FRASER, Danielle, Palaeobiology, Canadian Museum of Nature, Ottawa, ON K1P 6P4, Canada; Department of Earth Sciences, Carleton University, Ottawa, ON K1S 5B6, KIM, Sora L., Earth and Environmental Sciences, University of Kentucky, 121 Slone Research Building, Lexington, KY 40508, WELKER, Jeffrey, Department of Biological Sciences, University of Alaska Anchorage, Anchorage, AK 99508; Department of Biology, Univerisity Oulu, Oulo, Finland and CLEMENTZ, Mark T., Program in Ecology, University of Wyoming, Berry Center 231, 1000 University Ave E., Laramie, WY 82071; Geology & Geophysics, University of Wyoming, 1000 University Ave. University of Wyoming, Dept. 3006, Laramie, WY 82071, sora.kim@uky.edu

Seasonality of the hydrologic system plays an important role in determining ecological structure, composition, and interactions within terrestrial ecosystems. Stable oxygen isotope composition of precipitation is a critical component of the ecohydrolgy and often used as a climate indicator in modern and paleontological studies.
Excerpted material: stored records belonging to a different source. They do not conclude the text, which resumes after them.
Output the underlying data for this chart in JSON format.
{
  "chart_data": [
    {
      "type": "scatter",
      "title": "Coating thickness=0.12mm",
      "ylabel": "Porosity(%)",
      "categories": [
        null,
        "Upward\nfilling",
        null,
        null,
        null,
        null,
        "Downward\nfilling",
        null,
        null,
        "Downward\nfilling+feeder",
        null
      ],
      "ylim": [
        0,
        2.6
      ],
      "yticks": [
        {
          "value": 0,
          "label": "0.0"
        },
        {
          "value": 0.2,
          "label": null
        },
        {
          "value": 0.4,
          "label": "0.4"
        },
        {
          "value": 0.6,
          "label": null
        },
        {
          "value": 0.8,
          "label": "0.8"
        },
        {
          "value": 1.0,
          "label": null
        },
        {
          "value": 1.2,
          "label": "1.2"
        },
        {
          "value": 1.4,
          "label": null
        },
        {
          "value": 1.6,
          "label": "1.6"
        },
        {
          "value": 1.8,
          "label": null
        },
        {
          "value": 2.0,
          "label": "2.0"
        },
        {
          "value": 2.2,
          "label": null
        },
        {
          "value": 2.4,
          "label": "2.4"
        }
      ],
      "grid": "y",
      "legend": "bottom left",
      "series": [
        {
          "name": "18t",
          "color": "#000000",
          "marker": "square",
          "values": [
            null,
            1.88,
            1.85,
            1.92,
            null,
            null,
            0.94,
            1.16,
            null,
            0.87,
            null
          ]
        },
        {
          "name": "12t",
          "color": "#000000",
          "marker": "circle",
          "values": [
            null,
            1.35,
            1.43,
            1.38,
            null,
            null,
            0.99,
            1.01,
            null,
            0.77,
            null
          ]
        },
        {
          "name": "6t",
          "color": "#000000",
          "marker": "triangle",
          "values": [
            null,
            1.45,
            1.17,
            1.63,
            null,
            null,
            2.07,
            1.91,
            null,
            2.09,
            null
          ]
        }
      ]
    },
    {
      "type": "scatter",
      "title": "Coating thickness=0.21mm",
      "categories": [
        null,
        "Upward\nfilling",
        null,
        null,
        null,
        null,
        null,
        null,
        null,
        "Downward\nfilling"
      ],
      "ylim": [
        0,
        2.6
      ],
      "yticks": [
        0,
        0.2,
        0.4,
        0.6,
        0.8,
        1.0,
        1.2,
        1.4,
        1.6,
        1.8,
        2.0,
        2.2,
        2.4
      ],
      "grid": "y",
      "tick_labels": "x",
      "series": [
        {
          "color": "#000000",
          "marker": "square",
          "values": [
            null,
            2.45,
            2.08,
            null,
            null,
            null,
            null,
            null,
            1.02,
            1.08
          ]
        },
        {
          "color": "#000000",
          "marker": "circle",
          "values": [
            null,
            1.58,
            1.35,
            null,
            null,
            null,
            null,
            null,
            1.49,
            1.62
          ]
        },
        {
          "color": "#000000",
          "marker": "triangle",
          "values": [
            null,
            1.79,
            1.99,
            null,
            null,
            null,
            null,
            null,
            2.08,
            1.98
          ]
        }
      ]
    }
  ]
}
In addition, global climate models are increasingly incorporating δ18O values of meteoric waters as tracers, which can be compared to empirical data. In modern systems, δ18O in meteoric water can be assessed directly via sample collection or in situ measurements, but reconstruction of hydrological cycles in the past requires the use of indirect proxies (i.e., shells, teeth, tree ring cellulose, ice cores, etc.). Here, we explore the possibility of tooth enamel from pronghorn (Antilocapra americana Gray, 1866) as a recorder of paleoclimate seasonality. We serially sampled the third lower molars of modern and historical pronghorn from Wyoming for oxygen isotope composition in phosphate (δ18OPO4) and compared patterns to: (1) interpolated and (2) measured yearly variation in central Wyoming environmental waters (δ18Ow) using the US Network for Isotopes in Precipitation (USNIP) as well as to (3) δ18O values from sagebrush leaves, lakes, and rivers in the same region. These comparisons allowed us to evaluate inputs of leaf vs. meteoric water to pronghorn body water. We find that pronghorn teeth are 18O-enriched, similar to plant leaf water, and preserve more of the seasonal hydrological signal than ungulates, likely due to comparatively rapid enamel mineralization. Our modern and historical data therefore suggest that pronghorn teeth are a viable substrate to reconstruct δ18O seasonality in paleoclimate studies, especially in semi-arid and arid habitats that are not favored by other ungulate species.